When Grandma Becomes Mom

While friends are planning for retirement, Stella Kessler is managing appointments for her special-needs grandson. She is raising the 16-year-old by herself, balancing doctors' visits with her own business meetings.

"You do what you have to do," says Kessler, 64, a senior sales director with Mary Kay. "The energy is not like I had before, but I'm not a slacker either. I can get things done."

More and more grandparents are raising grandchildren, an encore performance requiring stamina, patience and financial resources that test the promise of the golden years. In 1970, about 3 percent of all children under 18 lived in households headed by a grandparent; by 2007, 6.5 percent -- 4.7 million kids -- were doing so, according to the Census Bureau. In Florida, the share is larger: 7.1 percent, or nearly 260,000 children.

At last count, 2.4 million grandparents across the country -- 148,000 in Florida alone -- had stepped in when their own children couldn't do the job.

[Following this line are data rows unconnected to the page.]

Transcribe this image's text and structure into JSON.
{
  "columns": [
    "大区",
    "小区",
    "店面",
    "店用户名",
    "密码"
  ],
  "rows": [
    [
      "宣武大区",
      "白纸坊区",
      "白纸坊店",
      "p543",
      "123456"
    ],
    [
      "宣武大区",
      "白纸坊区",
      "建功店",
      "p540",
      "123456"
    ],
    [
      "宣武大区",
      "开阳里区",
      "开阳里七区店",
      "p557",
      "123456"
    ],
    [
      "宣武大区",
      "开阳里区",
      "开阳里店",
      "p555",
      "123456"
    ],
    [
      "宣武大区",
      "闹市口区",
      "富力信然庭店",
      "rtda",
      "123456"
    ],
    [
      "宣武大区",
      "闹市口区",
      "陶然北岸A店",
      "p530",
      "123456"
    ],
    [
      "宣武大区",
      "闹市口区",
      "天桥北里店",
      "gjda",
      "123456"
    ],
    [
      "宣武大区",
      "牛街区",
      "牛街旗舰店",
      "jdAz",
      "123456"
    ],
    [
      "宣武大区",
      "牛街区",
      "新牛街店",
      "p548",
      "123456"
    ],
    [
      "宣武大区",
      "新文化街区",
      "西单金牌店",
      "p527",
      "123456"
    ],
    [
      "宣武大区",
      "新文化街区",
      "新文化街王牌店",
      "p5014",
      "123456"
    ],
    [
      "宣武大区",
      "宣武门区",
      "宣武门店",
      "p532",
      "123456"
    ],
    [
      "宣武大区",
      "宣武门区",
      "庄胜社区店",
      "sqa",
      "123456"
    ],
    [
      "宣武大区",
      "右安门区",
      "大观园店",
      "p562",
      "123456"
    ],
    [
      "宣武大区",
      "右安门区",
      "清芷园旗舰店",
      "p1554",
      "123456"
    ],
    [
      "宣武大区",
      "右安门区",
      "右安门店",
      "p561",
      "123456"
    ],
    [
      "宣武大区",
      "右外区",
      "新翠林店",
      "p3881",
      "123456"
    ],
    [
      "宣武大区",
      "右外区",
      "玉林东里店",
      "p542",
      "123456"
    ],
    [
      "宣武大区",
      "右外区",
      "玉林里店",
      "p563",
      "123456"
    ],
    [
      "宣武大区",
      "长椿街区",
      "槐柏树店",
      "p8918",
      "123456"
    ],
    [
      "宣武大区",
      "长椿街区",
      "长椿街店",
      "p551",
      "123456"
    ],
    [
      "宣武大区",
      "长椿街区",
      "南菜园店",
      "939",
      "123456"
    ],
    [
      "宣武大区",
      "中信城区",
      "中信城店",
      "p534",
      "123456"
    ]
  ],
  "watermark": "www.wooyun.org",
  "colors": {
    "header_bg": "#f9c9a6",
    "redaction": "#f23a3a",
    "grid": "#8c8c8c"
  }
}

Death, divorce, illness, even financial difficulties, have traditionally sent grandchildren into their grandparents' homes. Substance abuse problems have fueled the recent upward trend across socioeconomic lines.

"A lot of this has to do with drug issues," says Deborah Whitley, director of the National Center on Grandparents Raising Grandkids at Georgia State University. "Parents are users or dealers or they're incarcerated, and the children are left to relatives, usually grandmothers, to raise."

High-profile figures like President Obama, who was largely raised by his maternal grandparents, and Michael Jackson, who left custody of his three children to his mother, have focused attention on "grandfamilies" -- a term coined to describe these arrangements. It's a spotlight advocates welcome.

"They are trying their best under difficult circumstances to do what they can for their grandchildren," says Barbara Stoler, a retired psychotherapist who runs a Grandparents Raising Grandkids support group at the Alper Jewish Community Center in South Miami-Dade. "The love and concern they have really comes through."